4. Il résulte de ces dispositions qu’il appartient au directeur académique des services de l’éducation nationale agissant sur délégation du recteur d’académie de définir, après avis du comité social d’administration spécial départemental – qui a succédé au comité technique départemental – et avis du conseil départemental de l’éducation, le nombre d’emplois d’enseignant par école du premier degré du département en tenant compte des orientations générales fixées par le ministre chargé de l’éducation nationale et en prenant en considération, notamment, le nombre d’élèves par école du premier degré et son évolution, tant au niveau de chaque école qu’à celui du département, les caractéristiques de l’ensemble des classes de chaque école et les postes budgétaires délégués. Il n’est pas lié par les dispositions de l’article L. 212-2 du code de l’éducation, qui ne concernent que la création des écoles élémentaires publiques par les communes.
5. Pour demander la suspension de l’exécution de l’arrêté litigieux, l’association ASEPR soutient que l’existence d’un doute sérieux quant à la légalité de la décision attaquée résulte, en premier lieu, de la méconnaissance de l’article L. 212-2 du code de l’éducation, en deuxième lieu, de l’absence de mention du sens de l’avis du conseil départemental de l’éducation nationale et, enfin, de l’incompétence de l’auteur de l’arrêté. Toutefois, aucun de ces moyens n’est propre à créer, en l’état de l’instruction, un doute sérieux quant à la légalité de la décision litigieuse.
6. Il résulte de ce qui précède qu’il y a lieu de rejeter les conclusions de la requête tendant à la suspension de l’exécution de l’arrêté du 17 mars 2025 par lequel le recteur de l’académie Orléans-Tours a fixé la carte scolaire pour 2025 dans le Cher en tant que son article 2 retire à l’école primaire du Chautay l’unique poste d’enseignant, ainsi que celle de la décision du 21 mai 2025 rejetant le recours gracieux de l’association ASEPR.
Les frais de l’instance :
7. Les dispositions de l’article L. 761-1 du code de justice administrative font obstacle à ce que soit mis à la charge de l’Etat, qui n’est pas, dans la présente instance, la partie perdante, le versement de la somme que réclame l’association ASEPR au titre des frais exposés et non compris dans les dépens.
ORDONNE:
Article 1er : La requête de l’association ASEPR est rejetée.
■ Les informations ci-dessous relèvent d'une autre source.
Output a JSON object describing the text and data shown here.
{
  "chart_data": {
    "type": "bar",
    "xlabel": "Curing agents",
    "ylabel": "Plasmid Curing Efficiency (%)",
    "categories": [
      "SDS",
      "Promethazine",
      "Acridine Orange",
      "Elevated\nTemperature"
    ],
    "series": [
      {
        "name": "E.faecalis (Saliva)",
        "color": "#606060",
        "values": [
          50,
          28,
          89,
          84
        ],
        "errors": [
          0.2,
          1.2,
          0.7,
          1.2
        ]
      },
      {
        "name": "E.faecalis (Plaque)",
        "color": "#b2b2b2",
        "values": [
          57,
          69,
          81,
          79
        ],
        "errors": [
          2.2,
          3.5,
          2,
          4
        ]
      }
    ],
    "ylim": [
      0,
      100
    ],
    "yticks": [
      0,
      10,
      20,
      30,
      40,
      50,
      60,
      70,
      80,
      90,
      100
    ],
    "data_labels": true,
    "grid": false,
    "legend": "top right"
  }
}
Article 2 : La présente ordonnance sera notifiée à l’association Amicale solidaire des écoles publiques rurales – antenne du Chautay et au recteur de l’académie Orléans-Tours.
Fait à Orléans, le 10 juillet 2025.
Le juge des référés,
Denis B
La République mande et ordonne à la ministre d’Etat, ministre de l’éducation nationale, de l’enseignement supérieur et de la recherche en ce qui la concerne ou à tous commissaires de justice à ce requis en ce qui concerne les voies de droit commun, contre les parties privées, de pourvoir à l’exécution de la présente décision.